Natural Gas Shortage Scenario. This scenario assumes that low-cost natural gas resources are restricted — compared to the baseline scenario — for use in the power sector starting in 2005. Methodologically, the scenario applies the 12 percent discount rate used in the baseline but severely constrains gas supply to reflect the assumed resource depletion. Consequently, the least-cost model simulation predicts investment flowing to nuclear and coal-fired power stations. Total power capacity reaches 48 gigawatts, 4 percent above the baseline, although actual power generation remains the same. Nuclear power’s share in generation rises dramatically to over 15 gigawatts by 2015. The scenario also applies environmental externalities to coal use, and this accounts for the marked increase in nuclear power. Power demand would exceed 181 terawatt-hours, compared to roughly 55 terawatt-hours today. Total costs would rise to nearly $45 billion, over 70 percent higher than the baseline. Carbon emissions would decline by 2 percent, but sulfur dioxide and particulate emissions would increase dramatically due to the increased use of coal-burning power plants. The likelihood of a natural gas shortage this severe is remote so the scenario results should be viewed as an upper-end outcome.
Efficiency Scenario. This scenario tests the effect of demand-side energy-efficiency policies, including strengthening standards for appliances and buildings, increasing competition in energy-using equipment by liberalizing trade, and providing informational or financial assistance to industrial consumers. Efficiency is assumed to reduce energy use in the buildings sector by 9 percent and by 7 percent in the industrial sector by 2015 compared to the baseline. Industrial cogeneration plays a significant role in this scenario. Total power costs are $6.3 billion lower than in the baseline and more than 50 percent below the natural gas shortage scenario. Carbon dioxide, sulfur dioxide, particulate, and nitrogen oxide emissions would all decline by approximately 20 percent compared to the baseline.
Several of the above scenarios raise questions about implementation costs.
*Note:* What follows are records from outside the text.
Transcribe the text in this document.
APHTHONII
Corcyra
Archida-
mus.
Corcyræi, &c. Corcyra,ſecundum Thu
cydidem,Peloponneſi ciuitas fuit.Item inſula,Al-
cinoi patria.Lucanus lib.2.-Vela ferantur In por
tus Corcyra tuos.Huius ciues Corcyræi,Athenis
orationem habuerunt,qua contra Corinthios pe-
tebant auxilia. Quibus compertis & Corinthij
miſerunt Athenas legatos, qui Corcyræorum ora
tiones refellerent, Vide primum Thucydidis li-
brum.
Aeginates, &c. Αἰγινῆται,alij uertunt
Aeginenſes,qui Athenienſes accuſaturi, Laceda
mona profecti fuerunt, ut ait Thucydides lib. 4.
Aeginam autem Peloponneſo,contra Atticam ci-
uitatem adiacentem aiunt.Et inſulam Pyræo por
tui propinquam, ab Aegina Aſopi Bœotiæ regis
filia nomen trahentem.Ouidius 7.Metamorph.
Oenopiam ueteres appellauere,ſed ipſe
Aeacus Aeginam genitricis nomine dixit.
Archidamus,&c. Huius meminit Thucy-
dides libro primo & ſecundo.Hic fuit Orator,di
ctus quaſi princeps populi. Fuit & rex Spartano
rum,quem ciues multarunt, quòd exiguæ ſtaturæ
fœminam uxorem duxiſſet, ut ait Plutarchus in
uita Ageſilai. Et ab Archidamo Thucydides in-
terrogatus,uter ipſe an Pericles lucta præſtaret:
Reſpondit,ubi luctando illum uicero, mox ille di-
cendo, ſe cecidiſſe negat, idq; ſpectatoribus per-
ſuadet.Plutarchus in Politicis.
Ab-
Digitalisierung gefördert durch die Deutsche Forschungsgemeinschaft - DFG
While the CDM might be one option in the mitigation scenario, this study makes no claim to describe how such a mechanism could be implemented to achieve the major shift in private discount rates. The efficiency scenario, similarly, depends on policies with uncertain effectiveness and does not indicate the level of effort that would be required. Achieving the potential revealed in these scenarios will depend on major new policy initiatives and on policy research to describe an effective set of policies that decision-makers can adopt.
The impact of increased use of market forces on the environment and specifically on greenhouse gas emissions in Argentina has been mixed but, on balance, positive. While hydropower and nuclear are seriously disadvantaged by market economics, gas is highly favored over coal. Because the environmental and social considerations of hydropower, nuclear, and coal are substantial, it cannot be said that the market produces an unfavorable environmental result. More to the point, the market in Argentina has provided a prudent path for energy development and environmental protection, one that sensible public policy can build on to further protect Argentina’s environment and the global climate.